Salvador Dalí Recounts His First Meeting With Harpo Marx

August 3, 2016 5:00 am
Salvador Dalí
(Hulton Archive/Getty Images)
Harpo Marx
(Bettmann/Contributor)

 

Salvador Dalí had an iron grip on the art of the weird, surreal, and downright obscure. But had his own personal favorite oddball artists, too. One of those was comedian Harpo Marx, the blonde-haired mime in the Marx Brothers comedy troupe. Why Harpo? Dalí thought of him as a “surrealist”; he was a comedian who worked mainly by gesture or through the crazed look in his eyes. He was a surrealist artwork in human form.

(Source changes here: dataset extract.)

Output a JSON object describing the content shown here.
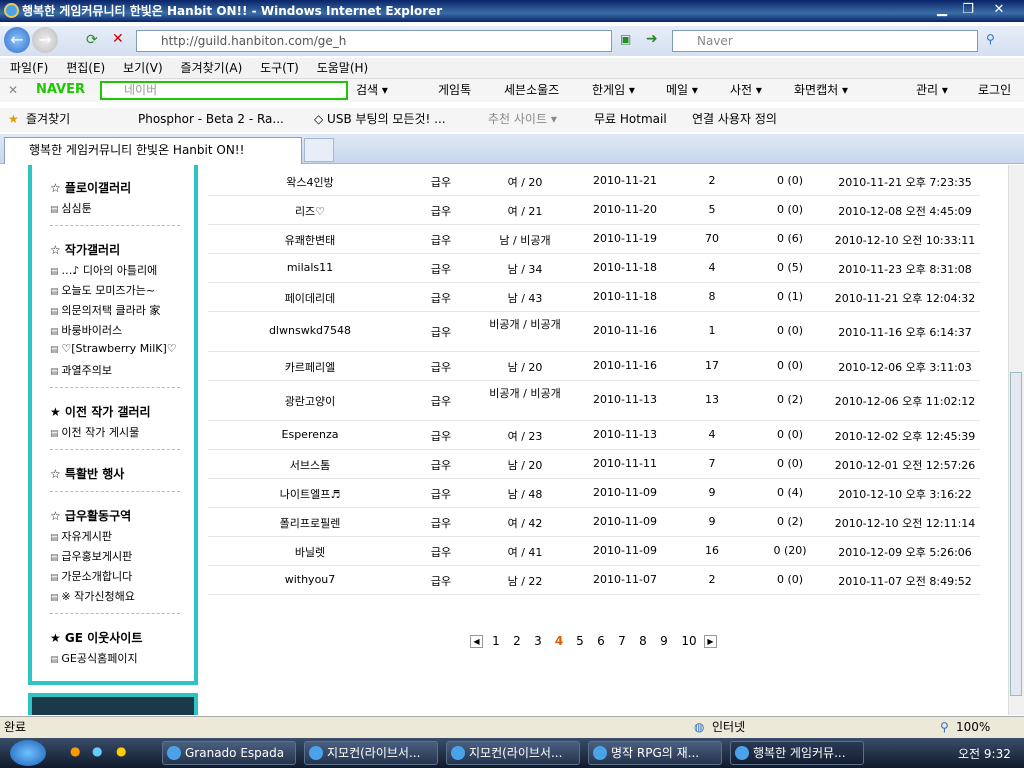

In a 1937 issue of Harper’s Bazaar, Dalí recounted his first meeting with his favorite Marx brother:

“I met Harpo for the first time in his garden. He was naked, crowned with roses, and in the center of a veritable forest of harps (he was surrounded by at least five hundred harps). He was caressing, like a new Leda, a dazzling white swan, and feeding it a statue of the Venus de Milo made of cheese, which he grated against the strings of the nearest harp. An almost springlike breeze drew a curious murmur from the harp forest. In Harpo’s pupils glows the same spectral light to be observed in Picasso’s.”